9.1.2. L'occupation, l'idéal de vie

Notre deuxième postulat énonce qu'une personne qui ne s'occupe pas ou qui n'a pas un certain idéal de vie risque d'être atteinte de détresse et même de pensées suicidaires.

En 1996, Francine Dubois (1996) peut affirmer être en partie prémunie contre la maladie mentale. Elle se tient occupée et, grâce à des parents conciliants, elle réussit à renouer les fils d'une trame décousue. Pour ce qui est de Jean Doyon (1988), il a rédigé le témoignage d'une dame qui s'en sort grâce au féminisme. Cette «passion qui l'anime» lui semble être «de petites étoiles que l'on voit frémir par un beau soir d'été». Quant à André Daigle (1999), il est demeuré inactif pendant plus de cinq ans.

Aujourd'hui, écrit-il, je suis prêt à passer à autre chose. J'ai envie d'avoir un travail régulier, de gagner ma vie, d'en avoir une normale». Ghislain Malo (1999, op. cit.) dont nous avons déjà parlé a souffert au point d'être venu bien près du meurtre. Il témoigne qu'il a trouvé un sens à sa vie : son intérêt pour l'art, en particulier l'art littéraire et l'art cinématographique. D'ailleurs il a débuté des études en cinéma.

Margot Lamarche (1994, op. cit.) retient encore notre attention.
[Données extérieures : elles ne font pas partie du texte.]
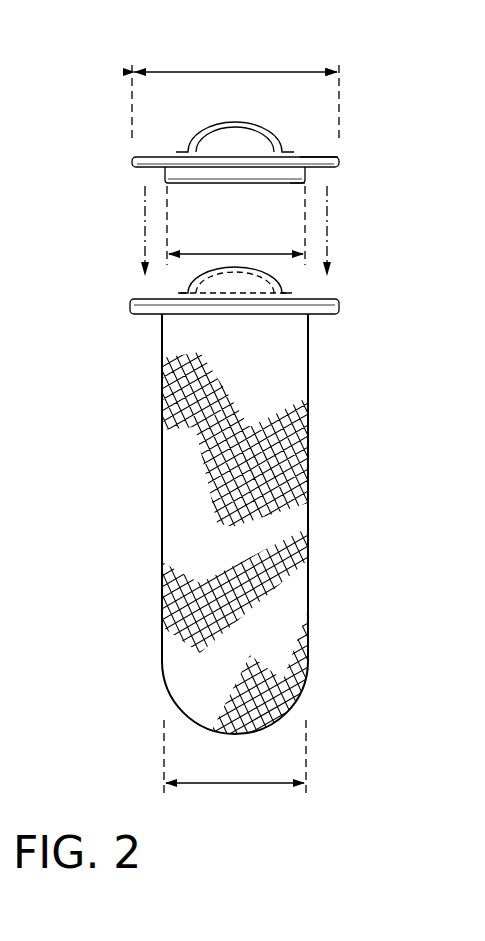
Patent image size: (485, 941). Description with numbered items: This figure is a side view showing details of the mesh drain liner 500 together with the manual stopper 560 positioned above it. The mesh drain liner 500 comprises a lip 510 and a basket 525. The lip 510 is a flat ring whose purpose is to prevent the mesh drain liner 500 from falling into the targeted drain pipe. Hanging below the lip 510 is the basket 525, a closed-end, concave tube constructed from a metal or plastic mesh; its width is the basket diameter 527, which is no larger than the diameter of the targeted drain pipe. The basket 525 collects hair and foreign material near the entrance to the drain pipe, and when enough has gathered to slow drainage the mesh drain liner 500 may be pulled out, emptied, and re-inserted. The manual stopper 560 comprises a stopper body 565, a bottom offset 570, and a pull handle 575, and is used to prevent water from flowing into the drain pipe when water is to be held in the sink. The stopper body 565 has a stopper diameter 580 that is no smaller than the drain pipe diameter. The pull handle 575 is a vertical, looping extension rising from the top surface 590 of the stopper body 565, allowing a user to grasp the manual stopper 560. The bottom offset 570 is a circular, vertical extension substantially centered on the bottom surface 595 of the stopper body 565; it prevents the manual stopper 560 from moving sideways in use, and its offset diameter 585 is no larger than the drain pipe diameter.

The mesh drain liner 500 is at (107, 715).
The lip 510 is at (339, 312).
The basket 525 is at (308, 682).
The basket diameter 527 is at (233, 784).
The manual stopper 560 is at (370, 117).
The stopper body 565 is at (132, 167).
The bottom offset 570 is at (165, 176).
The pull handle 575 is at (213, 127).
The stopper diameter 580 is at (222, 72).
The offset diameter 585 is at (243, 256).
The top surface 590 is at (316, 150).
The bottom surface 595 is at (316, 175).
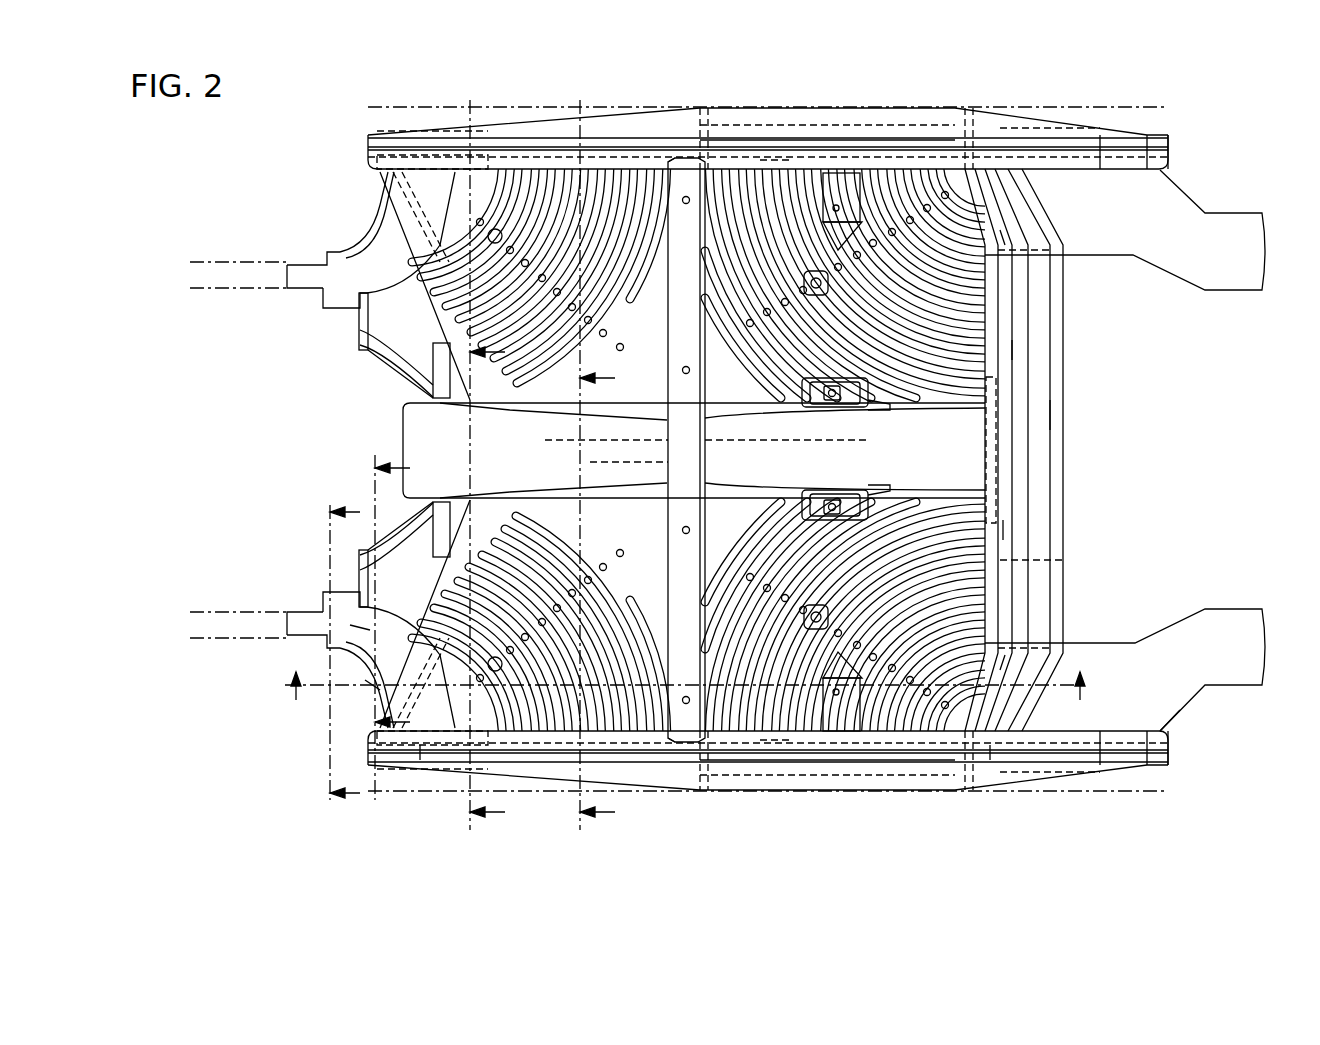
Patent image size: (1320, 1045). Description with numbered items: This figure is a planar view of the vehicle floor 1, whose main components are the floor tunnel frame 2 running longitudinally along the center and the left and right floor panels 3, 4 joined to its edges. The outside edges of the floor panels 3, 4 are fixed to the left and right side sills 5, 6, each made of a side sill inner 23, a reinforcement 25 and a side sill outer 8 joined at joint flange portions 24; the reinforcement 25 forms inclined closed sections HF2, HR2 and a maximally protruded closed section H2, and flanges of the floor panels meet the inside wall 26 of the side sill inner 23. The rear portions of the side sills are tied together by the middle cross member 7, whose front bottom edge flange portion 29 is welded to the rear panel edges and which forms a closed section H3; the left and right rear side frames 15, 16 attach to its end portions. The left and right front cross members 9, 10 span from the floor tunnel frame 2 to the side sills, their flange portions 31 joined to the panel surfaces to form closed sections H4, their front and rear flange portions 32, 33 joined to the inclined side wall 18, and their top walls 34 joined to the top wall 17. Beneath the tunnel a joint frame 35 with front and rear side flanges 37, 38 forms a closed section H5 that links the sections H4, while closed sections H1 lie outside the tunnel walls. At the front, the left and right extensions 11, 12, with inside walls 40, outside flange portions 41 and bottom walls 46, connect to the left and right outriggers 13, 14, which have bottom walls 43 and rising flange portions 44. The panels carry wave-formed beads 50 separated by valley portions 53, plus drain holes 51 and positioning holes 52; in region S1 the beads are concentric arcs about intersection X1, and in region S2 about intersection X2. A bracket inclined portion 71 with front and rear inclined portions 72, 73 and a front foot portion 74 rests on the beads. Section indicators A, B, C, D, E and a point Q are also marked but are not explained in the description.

The floor 1 is at (935, 92).
The floor tunnel frame 2 is at (1069, 440).
The left floor panel 3 is at (790, 760).
The right floor panel 4 is at (800, 170).
The left side sill 5 is at (862, 790).
The right side sill 6 is at (748, 108).
The middle cross member 7 is at (1050, 470).
The side sill outer 8 is at (1093, 105).
The left front cross member 9 is at (686, 745).
The right front cross member 10 is at (686, 170).
The left extension 11 is at (360, 560).
The right extension 12 is at (380, 350).
The left outrigger 13 is at (300, 628).
The right outrigger 14 is at (300, 270).
The left rear side frame 15 is at (1235, 609).
The right rear side frame 16 is at (1235, 290).
The top wall 17 is at (810, 460).
The inclined side wall 18 is at (800, 495).
The side sill inner 23 is at (1172, 160).
The joint flange portion 24 is at (1140, 137).
The reinforcement 25 is at (1172, 135).
The inside wall 26 is at (1182, 697).
The front bottom edge flange portion 29 is at (1005, 350).
The flange portion 31 is at (657, 320).
The front flange portion 32 is at (667, 412).
The rear flange portion 33 is at (705, 412).
The top wall 34 is at (669, 162).
The joint frame 35 is at (705, 450).
The front side flange 37 is at (590, 462).
The rear side flange 38 is at (862, 405).
The inside wall 40 is at (435, 380).
The flange portion 41 is at (360, 322).
The bottom wall 43 is at (360, 230).
The rising flange portion 44 is at (325, 305).
The bottom wall 46 is at (400, 360).
The wave-formed bead 50 is at (545, 230).
The drain hole 51 is at (518, 230).
The positioning hole 52 is at (493, 228).
The valley portion 53 is at (602, 175).
The inclined portion 71 is at (1045, 415).
The front inclined portion 72 is at (1000, 240).
The rear inclined portion 73 is at (1040, 252).
The front foot portion 74 is at (225, 262).
The closed section structure H1 is at (996, 390).
The maximally protruded closed section structure H2 is at (865, 120).
The closed section structure H3 is at (1040, 560).
The closed section structure H4 is at (775, 170).
The closed section structure H5 is at (560, 440).
The inclined closed section structure HF2 is at (585, 122).
The inclined closed section structure HR2 is at (1040, 110).
The region S1 is at (370, 680).
The region S2 is at (1003, 530).
The intersection X1 is at (425, 745).
The intersection X2 is at (990, 745).
The point Q is at (360, 625).
The section A is at (346, 651).
The section B is at (398, 622).
The section C is at (490, 470).
The section D is at (600, 470).
The section E is at (688, 697).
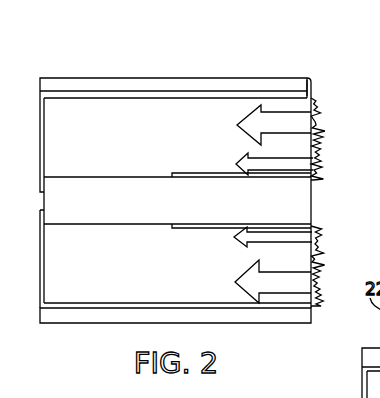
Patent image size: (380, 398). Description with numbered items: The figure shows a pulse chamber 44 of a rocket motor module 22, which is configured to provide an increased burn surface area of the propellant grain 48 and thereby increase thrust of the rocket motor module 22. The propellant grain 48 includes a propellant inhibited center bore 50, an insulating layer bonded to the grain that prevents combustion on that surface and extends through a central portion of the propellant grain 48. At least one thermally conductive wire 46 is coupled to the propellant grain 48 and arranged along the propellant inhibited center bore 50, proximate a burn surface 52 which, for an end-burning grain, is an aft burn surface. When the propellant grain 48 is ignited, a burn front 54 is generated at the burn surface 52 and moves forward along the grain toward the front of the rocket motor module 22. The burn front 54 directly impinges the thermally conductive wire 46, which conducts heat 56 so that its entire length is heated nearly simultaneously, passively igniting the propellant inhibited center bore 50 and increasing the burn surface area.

The rocket motor module 22 is at (80, 64).
The pulse chamber 44 is at (113, 89).
The thermally conductive wire 46 is at (192, 173).
The propellant grain 48 is at (132, 157).
The propellant inhibited center bore 50 is at (280, 202).
The burn surface 52 is at (310, 79).
The burn front 54 is at (272, 125).
The heat 56 is at (290, 163).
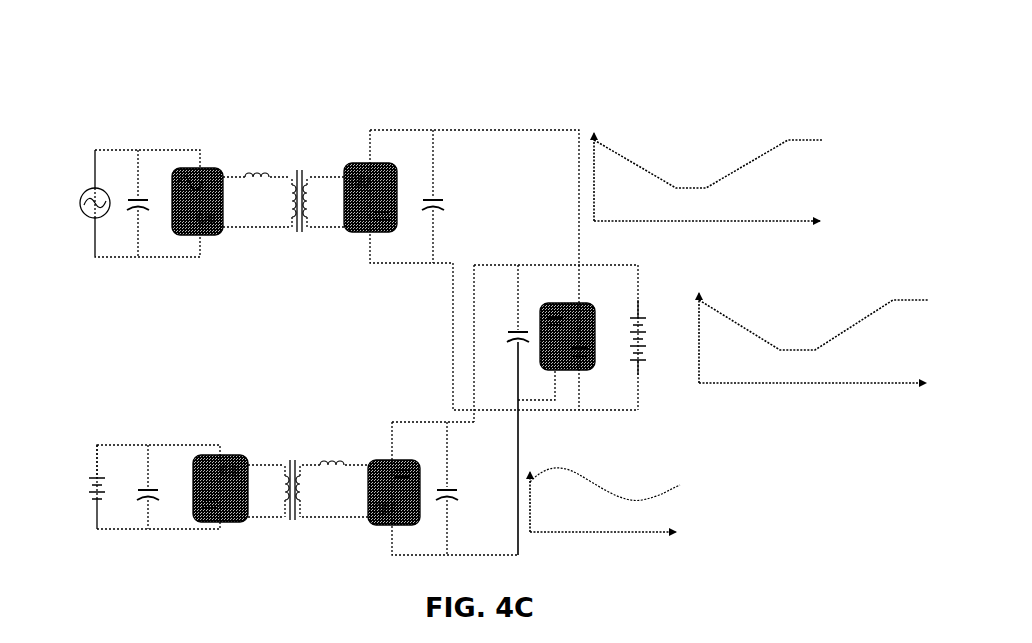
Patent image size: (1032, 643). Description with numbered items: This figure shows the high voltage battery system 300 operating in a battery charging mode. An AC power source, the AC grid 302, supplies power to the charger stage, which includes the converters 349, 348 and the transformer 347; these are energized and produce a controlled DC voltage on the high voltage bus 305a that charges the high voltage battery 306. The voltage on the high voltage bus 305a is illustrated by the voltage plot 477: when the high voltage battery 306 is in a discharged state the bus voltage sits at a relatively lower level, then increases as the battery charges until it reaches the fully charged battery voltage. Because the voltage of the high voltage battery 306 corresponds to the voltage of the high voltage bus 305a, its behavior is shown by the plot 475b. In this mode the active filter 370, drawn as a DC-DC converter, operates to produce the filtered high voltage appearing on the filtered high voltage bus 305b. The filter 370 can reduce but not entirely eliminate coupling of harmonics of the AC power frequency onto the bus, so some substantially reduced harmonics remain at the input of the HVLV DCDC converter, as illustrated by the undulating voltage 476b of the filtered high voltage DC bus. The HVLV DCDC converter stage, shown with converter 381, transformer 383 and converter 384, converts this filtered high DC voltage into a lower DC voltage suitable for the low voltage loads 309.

The high voltage battery system 300 is at (478, 98).
The AC grid 302 is at (86, 188).
The high voltage DC bus 305a is at (562, 130).
The filtered high voltage bus 305b is at (421, 421).
The high voltage battery 306 is at (645, 300).
The low voltage loads 309 is at (97, 474).
The transformer 347 is at (302, 168).
The converter 348 is at (380, 234).
The converter 349 is at (212, 168).
The active filter 370 is at (566, 303).
The DC-AC converter stage 381 is at (383, 526).
The transformer 383 is at (298, 465).
The DC-DC converter stage (low-voltage side) 384 is at (240, 523).
The voltage plot of high voltage battery 475b is at (794, 294).
The undulating voltage of filtered high voltage DC bus 476b is at (610, 468).
The voltage plot of high voltage bus 477 is at (684, 124).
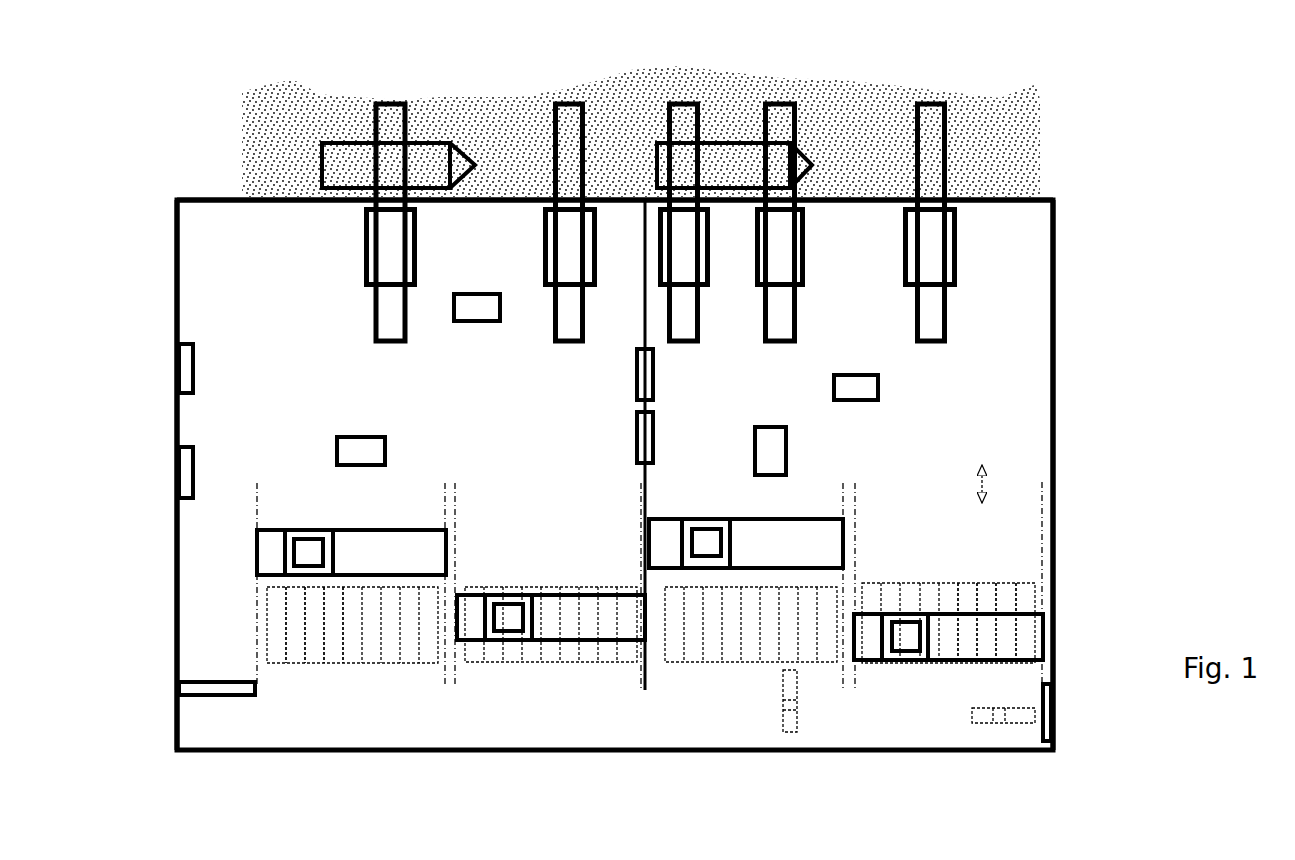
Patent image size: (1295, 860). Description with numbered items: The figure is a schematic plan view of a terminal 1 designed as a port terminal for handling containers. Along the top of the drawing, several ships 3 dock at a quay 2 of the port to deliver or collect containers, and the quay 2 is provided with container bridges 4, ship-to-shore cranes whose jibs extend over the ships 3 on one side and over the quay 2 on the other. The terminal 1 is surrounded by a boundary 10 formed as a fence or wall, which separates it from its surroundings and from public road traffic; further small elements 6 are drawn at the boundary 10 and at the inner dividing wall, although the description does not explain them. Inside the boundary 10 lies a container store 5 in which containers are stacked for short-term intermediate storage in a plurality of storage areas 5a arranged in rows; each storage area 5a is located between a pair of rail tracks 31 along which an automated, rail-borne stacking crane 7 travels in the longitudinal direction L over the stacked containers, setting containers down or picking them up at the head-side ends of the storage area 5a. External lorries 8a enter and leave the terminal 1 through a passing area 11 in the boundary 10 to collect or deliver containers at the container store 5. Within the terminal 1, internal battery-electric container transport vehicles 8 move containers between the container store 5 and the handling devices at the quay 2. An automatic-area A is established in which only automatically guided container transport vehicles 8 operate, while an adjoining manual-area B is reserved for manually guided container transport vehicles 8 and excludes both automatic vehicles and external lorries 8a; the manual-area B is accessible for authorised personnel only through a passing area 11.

The terminal 1 is at (148, 217).
The quay 2 is at (340, 207).
The ships 3 is at (727, 162).
The container bridges 4 is at (380, 270).
The container store 5 is at (325, 612).
The storage area 5a is at (310, 640).
The wall-mounted units 6 is at (200, 357).
The stacking crane 7 is at (315, 553).
The container transport vehicles 8 is at (480, 294).
The external lorries 8a is at (768, 705).
The boundary 10 is at (170, 297).
The passing area 11 is at (660, 435).
The rail tracks 31 is at (847, 488).
The automatic-area A is at (950, 392).
The manual-area B is at (267, 295).
The longitudinal direction L is at (991, 484).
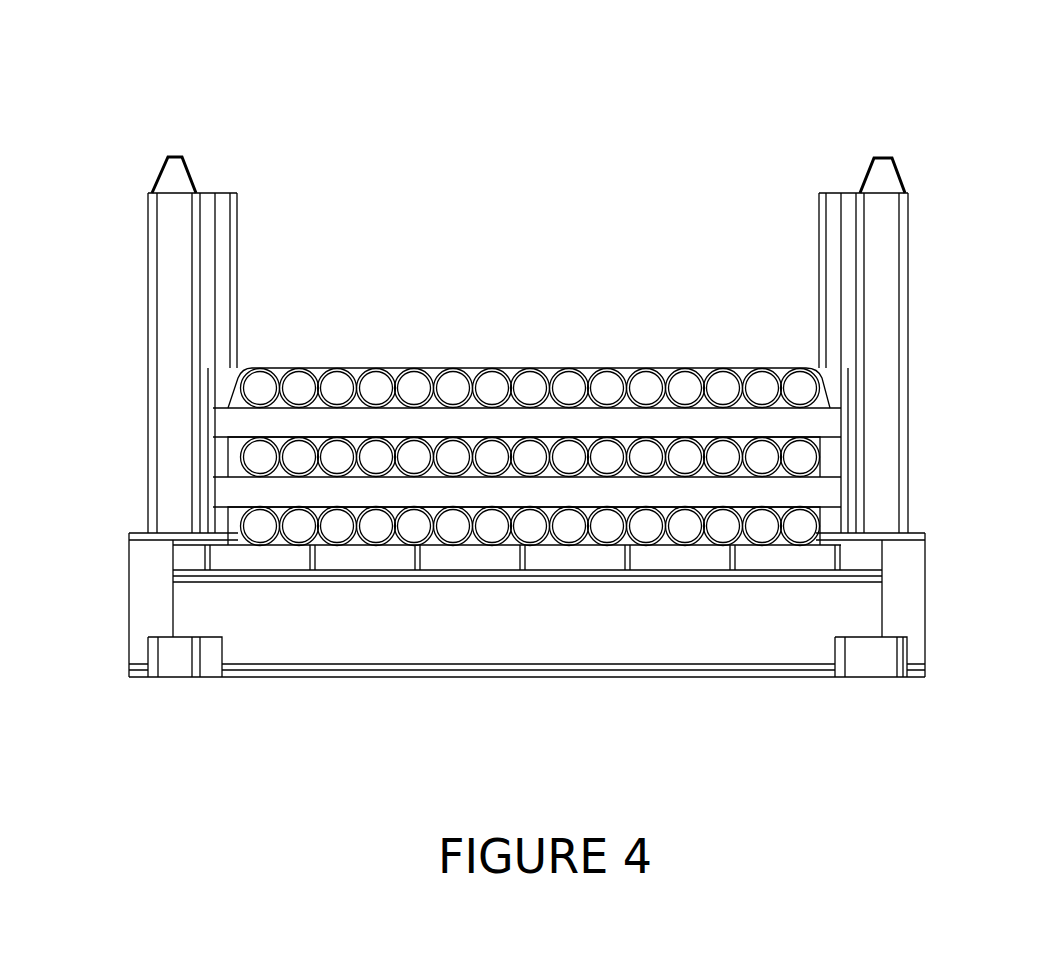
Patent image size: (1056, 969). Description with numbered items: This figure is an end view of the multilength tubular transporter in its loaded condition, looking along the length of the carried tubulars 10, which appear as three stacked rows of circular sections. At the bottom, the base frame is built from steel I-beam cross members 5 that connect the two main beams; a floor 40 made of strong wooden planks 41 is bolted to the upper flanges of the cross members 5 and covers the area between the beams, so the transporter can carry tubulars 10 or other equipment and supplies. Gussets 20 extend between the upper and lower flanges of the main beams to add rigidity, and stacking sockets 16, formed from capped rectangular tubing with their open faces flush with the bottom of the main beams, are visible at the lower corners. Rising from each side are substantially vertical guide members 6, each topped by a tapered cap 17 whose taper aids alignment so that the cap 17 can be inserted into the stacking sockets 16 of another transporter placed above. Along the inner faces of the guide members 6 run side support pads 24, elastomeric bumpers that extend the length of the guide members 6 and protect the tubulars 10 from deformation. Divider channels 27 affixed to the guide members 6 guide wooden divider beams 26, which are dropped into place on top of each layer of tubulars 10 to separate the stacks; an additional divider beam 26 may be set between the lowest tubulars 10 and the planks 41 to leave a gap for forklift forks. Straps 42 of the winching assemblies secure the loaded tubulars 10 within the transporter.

The cross member 5 is at (348, 638).
The guide member 6 is at (175, 305).
The tubulars 10 is at (440, 367).
The stacking socket 16 is at (878, 660).
The tapered cap 17 is at (883, 180).
The gusset 20 is at (903, 595).
The side support pad 24 is at (237, 277).
The divider beam 26 is at (327, 425).
The divider channel 27 is at (217, 212).
The floor 40 is at (462, 585).
The plank 41 is at (543, 555).
The strap 42 is at (587, 365).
Sa passion pour l'enseignement de la musique lui a permis de traverser «des heures magiques». Elle a aussi beaucoup aimé l'écriture qui lui «permet de cibler et d'atteindre, parfois avec bonheur, une dimension qui n'est que beauté, pureté, grâce et luminescence.» Un fait nous semble important, sinon crucial ; il faut avoir un but. Margot Lamarche nous montre qu'avec le piano, la musique et la poésie, elle a su se donner des remparts solides contre la détresse.

Vivre avec un but peut nous sauver. Toutefois, il s'en trouve pour affirmer, et ils ont aussi raison, au moins partiellement, que vivre au jour le jour est thérapeutique. C'est possible, car les symptômes de la maladie mentale peuvent s'atténuer. Cela se fait progressivement. Pour une personne souffrant de maladie mentale, il s'agira parfois de réussir une journée à la fois, sans trop penser au lendemain.